I had just gotten married, and I was still in that “I’ve got to impress her to keep her around” mood. One morning I decided I was going to make her pancakes. I’m actually a very good cook, and I fancy myself for having a flair in the kitchen. I’m a Food Network fan, and I loved Iron Chef at the time. (still do, but I liked the original WAY better.)
I prepared my super duper pancake batter (Wal-Mart boxed). I brought my new bride into the kitchen for the show. “Watch me, bride. For I am going to make you breakfast with a show!” We had an electric stove in our tiny place, and I’ve always hated electric. They don’t cook right.
I heated up the skillet, and I dropped the first ladle full of batter in. I got it nice and golden brown on the one side, and the time came to flip.

This is me, circa 2003, right before it all went horribly, horribly wrong.  Man I used to be in shape.

At this time, the only thought running through my head was, “If I flip this pancake without a spatula, my wife will come over here, strip naked, and throw herself at me with the passion of a woman who had just watched a Desperate Housewives marathon.”
“Bride! Watch this!” I shouted, and with a quick flip of my wrist, I launched the pancake up into the air, where it sailed up in a beautiful arc…
We’re going to pause here at the pinnacle of the pancake pitch, and talk about what it takes to cook a pancake. HEAT. Your pan should be hot enough that drops of water dropped onto it dance across the pan like a Democrat on the abortion issue. My pan was that hot. Maybe hotter, because it was an electric stove.
We hit play. The pancake begins its descent, and I notice something. It’s moving a lot closer to me than I thought it would. No worries. I can pull the pan closer, and still catch it, which will impress my new bride so much so that she will not only make love to me, but she will do it right there in the kitchen.
My reflexes are great. They really are. For a fat guy, I can catch almost anything thrown at me. I have a knack for figuring out the exact point where something will fall, and I can catch it. One of my favorite things to do is catch ice with my glass before it hits the floor if it falls out of the freezer.
Anyway. I bring the pan into where the pancake is going to land. I know this, because the pancake landed in the pan. I immediately felt the hot desire of my wife pressed closely against my flesh, and thought, “Man, she’s quick. And I’m amazing.”

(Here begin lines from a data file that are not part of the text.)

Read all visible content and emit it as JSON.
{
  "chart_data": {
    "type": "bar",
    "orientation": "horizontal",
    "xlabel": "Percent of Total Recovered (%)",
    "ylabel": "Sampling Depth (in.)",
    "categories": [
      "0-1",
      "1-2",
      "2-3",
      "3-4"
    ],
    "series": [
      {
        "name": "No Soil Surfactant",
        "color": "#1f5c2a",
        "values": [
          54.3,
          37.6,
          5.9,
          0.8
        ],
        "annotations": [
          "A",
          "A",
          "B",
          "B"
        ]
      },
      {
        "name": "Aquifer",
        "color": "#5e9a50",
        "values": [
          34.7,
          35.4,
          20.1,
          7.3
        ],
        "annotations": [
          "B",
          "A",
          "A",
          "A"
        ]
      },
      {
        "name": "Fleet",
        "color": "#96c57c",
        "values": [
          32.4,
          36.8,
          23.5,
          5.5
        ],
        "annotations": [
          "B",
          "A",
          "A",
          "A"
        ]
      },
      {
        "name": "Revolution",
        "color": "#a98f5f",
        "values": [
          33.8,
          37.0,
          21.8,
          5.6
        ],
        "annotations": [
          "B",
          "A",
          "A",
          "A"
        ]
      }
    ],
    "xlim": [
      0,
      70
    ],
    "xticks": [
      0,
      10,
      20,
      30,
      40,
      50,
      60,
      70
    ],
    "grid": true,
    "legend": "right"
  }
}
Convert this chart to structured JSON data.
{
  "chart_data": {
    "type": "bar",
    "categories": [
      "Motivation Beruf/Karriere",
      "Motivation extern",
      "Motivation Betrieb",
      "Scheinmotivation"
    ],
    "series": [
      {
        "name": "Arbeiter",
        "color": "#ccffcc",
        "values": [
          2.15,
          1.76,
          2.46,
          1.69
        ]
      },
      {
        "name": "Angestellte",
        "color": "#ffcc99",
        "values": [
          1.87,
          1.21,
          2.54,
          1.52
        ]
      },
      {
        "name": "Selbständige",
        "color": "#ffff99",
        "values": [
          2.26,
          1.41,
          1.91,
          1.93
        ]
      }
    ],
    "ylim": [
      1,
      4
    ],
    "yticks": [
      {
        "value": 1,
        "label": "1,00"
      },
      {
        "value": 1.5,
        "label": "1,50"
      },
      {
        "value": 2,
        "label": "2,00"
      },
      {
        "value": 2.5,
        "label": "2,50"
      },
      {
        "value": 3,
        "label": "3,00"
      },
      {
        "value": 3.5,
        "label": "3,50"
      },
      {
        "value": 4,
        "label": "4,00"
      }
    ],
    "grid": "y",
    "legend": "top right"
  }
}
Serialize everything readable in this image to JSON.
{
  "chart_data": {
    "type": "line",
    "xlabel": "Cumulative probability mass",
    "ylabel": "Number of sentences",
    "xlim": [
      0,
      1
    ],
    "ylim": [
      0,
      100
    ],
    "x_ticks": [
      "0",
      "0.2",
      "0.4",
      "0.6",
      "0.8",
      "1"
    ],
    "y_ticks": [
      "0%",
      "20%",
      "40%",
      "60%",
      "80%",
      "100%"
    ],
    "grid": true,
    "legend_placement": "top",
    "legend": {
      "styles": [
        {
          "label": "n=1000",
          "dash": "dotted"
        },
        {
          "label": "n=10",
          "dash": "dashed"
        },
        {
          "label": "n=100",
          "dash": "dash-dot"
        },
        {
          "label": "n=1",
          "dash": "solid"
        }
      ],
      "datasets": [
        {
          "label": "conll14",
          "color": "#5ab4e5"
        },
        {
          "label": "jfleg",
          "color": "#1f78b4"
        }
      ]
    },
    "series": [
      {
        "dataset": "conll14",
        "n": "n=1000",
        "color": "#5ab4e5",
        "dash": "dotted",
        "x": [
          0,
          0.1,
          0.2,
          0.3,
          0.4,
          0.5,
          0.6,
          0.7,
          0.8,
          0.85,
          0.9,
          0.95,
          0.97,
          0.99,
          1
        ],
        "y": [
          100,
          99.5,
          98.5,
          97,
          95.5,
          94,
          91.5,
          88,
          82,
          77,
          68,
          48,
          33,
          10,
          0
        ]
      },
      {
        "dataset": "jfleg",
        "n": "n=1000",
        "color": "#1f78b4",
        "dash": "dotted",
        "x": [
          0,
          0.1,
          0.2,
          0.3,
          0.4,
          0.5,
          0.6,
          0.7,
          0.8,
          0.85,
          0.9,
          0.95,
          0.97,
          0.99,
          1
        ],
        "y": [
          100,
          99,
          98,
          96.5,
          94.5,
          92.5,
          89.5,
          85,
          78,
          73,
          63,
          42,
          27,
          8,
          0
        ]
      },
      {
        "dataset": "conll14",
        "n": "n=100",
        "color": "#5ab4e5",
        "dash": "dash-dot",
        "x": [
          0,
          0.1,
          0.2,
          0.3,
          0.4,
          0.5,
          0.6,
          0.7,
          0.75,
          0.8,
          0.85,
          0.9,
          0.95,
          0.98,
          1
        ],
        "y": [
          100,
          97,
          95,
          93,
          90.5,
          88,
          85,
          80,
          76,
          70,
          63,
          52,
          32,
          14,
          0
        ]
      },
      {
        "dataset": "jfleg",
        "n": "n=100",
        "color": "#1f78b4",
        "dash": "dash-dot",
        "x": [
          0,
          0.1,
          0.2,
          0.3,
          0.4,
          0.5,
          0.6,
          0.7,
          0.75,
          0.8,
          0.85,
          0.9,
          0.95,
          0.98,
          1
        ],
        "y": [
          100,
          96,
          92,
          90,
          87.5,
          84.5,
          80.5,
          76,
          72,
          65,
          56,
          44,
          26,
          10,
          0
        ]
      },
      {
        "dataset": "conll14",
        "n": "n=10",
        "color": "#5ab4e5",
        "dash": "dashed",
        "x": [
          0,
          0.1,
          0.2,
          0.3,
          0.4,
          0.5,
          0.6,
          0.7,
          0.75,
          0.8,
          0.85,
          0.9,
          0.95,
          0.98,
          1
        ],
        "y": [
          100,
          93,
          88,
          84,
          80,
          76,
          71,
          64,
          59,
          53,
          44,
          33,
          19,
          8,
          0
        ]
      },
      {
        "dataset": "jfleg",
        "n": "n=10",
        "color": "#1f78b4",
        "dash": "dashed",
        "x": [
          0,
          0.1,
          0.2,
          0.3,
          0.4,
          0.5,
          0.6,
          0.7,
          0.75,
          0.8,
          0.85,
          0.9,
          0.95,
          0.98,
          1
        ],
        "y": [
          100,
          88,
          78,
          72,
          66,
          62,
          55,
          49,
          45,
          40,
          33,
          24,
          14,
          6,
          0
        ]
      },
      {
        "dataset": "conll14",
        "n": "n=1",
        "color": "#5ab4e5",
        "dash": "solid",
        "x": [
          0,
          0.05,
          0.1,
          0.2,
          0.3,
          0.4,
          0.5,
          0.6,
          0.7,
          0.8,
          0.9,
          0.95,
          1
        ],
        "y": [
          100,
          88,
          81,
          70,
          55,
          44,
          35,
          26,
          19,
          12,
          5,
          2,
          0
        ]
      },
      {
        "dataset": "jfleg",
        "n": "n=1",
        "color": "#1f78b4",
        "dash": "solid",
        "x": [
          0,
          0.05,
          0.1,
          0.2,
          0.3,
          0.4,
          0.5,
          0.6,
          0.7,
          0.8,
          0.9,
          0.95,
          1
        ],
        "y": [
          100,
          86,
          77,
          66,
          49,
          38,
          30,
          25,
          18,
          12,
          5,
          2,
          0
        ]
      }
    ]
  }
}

But it wasn’t my wife or her passion that had closed in on me. It was the frying pan. The pan then proceeded to melt through a three and a half inch oval of skin on my stomach, instantly. I cannot describe this pain. It was terrible. I truly thought my intestines were going to spill on the floor, and I would die.

My bride? She laughed at me. There was no love making on the kitchen floor. As a matter of fact, I don’t think I got any love for a week while that was healing. I couldn’t wear a shirt for a week. I had to CALL IN SICK to my job, and the reason was, I couldn’t wear a shirt.

My medical treatment for this wound? A giant shot of humility. I think that hurt the worst. Also, paper towels folded up with duct tape around the edges to hold it on.
Man, I miss that high class newly married first aid.